The narrative of the woman at the well is a story about smashing barriers. The woman mounted significant barriers. She erected a barrier of prejudice. Jews and Samaritans hated each other to the core. She erected the barrier of social custom. Jewish men and women did not interact in public. There was the barrier that Jesus was an “outsider” to the Samaritan woman. Usually Jews did not travel in Samaria. Finally, there was the barrier of dishonesty. The woman did not “level”with Jesus about her life.

Here is the question: What are the barriers in our lives that keep us from connecting with Jesus?

Sunday March 22, 2020                                 4th Sunday in Lent                                                                                         

Scripture Lesson: John 9:1-41                                                                                                                                                        Sermon Title:  “Here’s Mud in Your Eye”                                                                                                                                  The Rev. Pamela Wagner, Preaching

“As Jesus walked along, he saw a man blind from birth. Thus begins the first act of the story. In John’s Gospel, Jesus sees a blind man who survives by begging. Jesus does a very strange thing. He puts mud in the man’s eyes and sends him to a pool of Siloam to wash. The word “Siloam” meant “sent.” The blind man was sent to “Sent” and told to wash.

He came back seeing, but by this time, Jesus has disappeared. Jesus, in fact, disappears from the story for a long time.


Now the formerly blind man’s neighbors begin arguing. Was the man now standing before them actually the same man who was born blind? How could that be? The man says, “Yes, it is me!”“Well, who did it?” “Jesus.” “Well, where did he go?” “I don’t know.”

We have the man who is now able to see with his eyes, but not with his heart. He does not know the one who had sent him. 

Do we?

Sunday, March 29, 2020                                     5th Sunday in Lent

Scripture Lesson: Romans 8:6-11
Sermon Title: “What’s In Your Nest?”                                                                                                                                        The Rev. Dr. Larry R. Norris, Preaching

We learn from Paul in the New Testament book of Romans that our personalities are not unlike two natures that live in one nest. One “nature pulls us to the things of this “world,” and the other “nature” pulls us toward the things of the “Spirit.” The question is, “Which nature are we nurturing?”

The real question before us this week is to explore the meaning of authentic spirituality. When Paul talks about the “flesh” and the “world,” he is talking about anything that puts God as less than top priority in our lives. In John 4, Jesus tells the woman at the well that he will give her a “spring of water gushing up to eternal life.”

What is this living water?

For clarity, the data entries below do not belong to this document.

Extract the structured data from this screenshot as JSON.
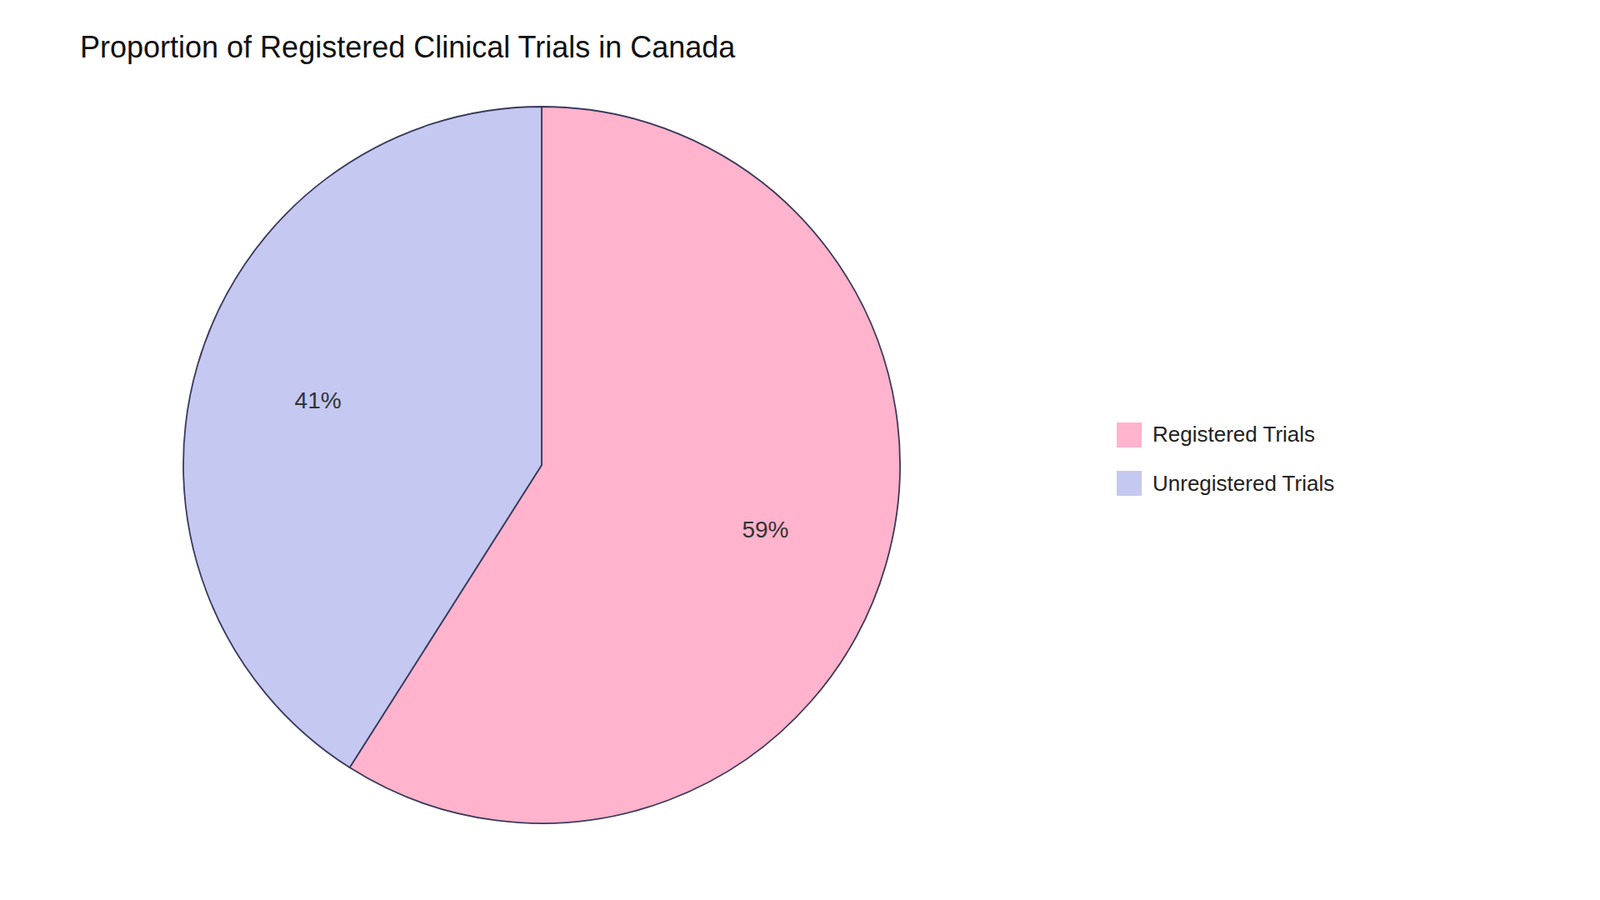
{
  "chart_data": {
    "type": "pie",
    "title": "Proportion of Registered Clinical Trials in Canada",
    "categories": [
      "Registered Trials",
      "Unregistered Trials"
    ],
    "values": [
      59,
      41
    ],
    "value_labels": [
      "59%",
      "41%"
    ],
    "colors": [
      "#FFB3CC",
      "#C5C8F0"
    ],
    "data_labels": true,
    "legend": "right"
  }
}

One thing seems certain. Jesus is not talking about “religion.” He is showing us something
deeper and more significant, and that centers around a deep “spirituality” that empowers us to worship God “in spirit and in truth.”

Sunday, April 5, 2020                                                  Palm Sunday               (Holy Communion)
Scripture Lesson: Matthew 21:1-11
Sermon Title: “Where Are We In The Crowd?”                                                                                                                            The Rev. Dr. Larry R. Norris, Preaching

With Jesus’ entry into Jerusalem at the time of Passover we begin the final chapter of his life. He came into the Holy City at a time when it was packed with pilgrims. The streets were congested and the Temple was teeming with out-of-towners. There was always the possibility of trouble.

Demonstrations by protestors, mob violence, and even assassinations were all within the realm of possibility. Here comes Jesus riding into Jerusalem on a colt, and he is greeted like any other pilgrim at this time: “Blessed is the
one who comes in the name of the Lord” (John 12:13c).

We must be careful to avoid interpreting this event as some kind of shallow “marketing” stunt by Jesus to gain appeal. His convictions were motivated by an awareness of
scripture, history, and the cries of the crowd. Their voices echo their deep hope: “Hosanna,” which means “Save now!”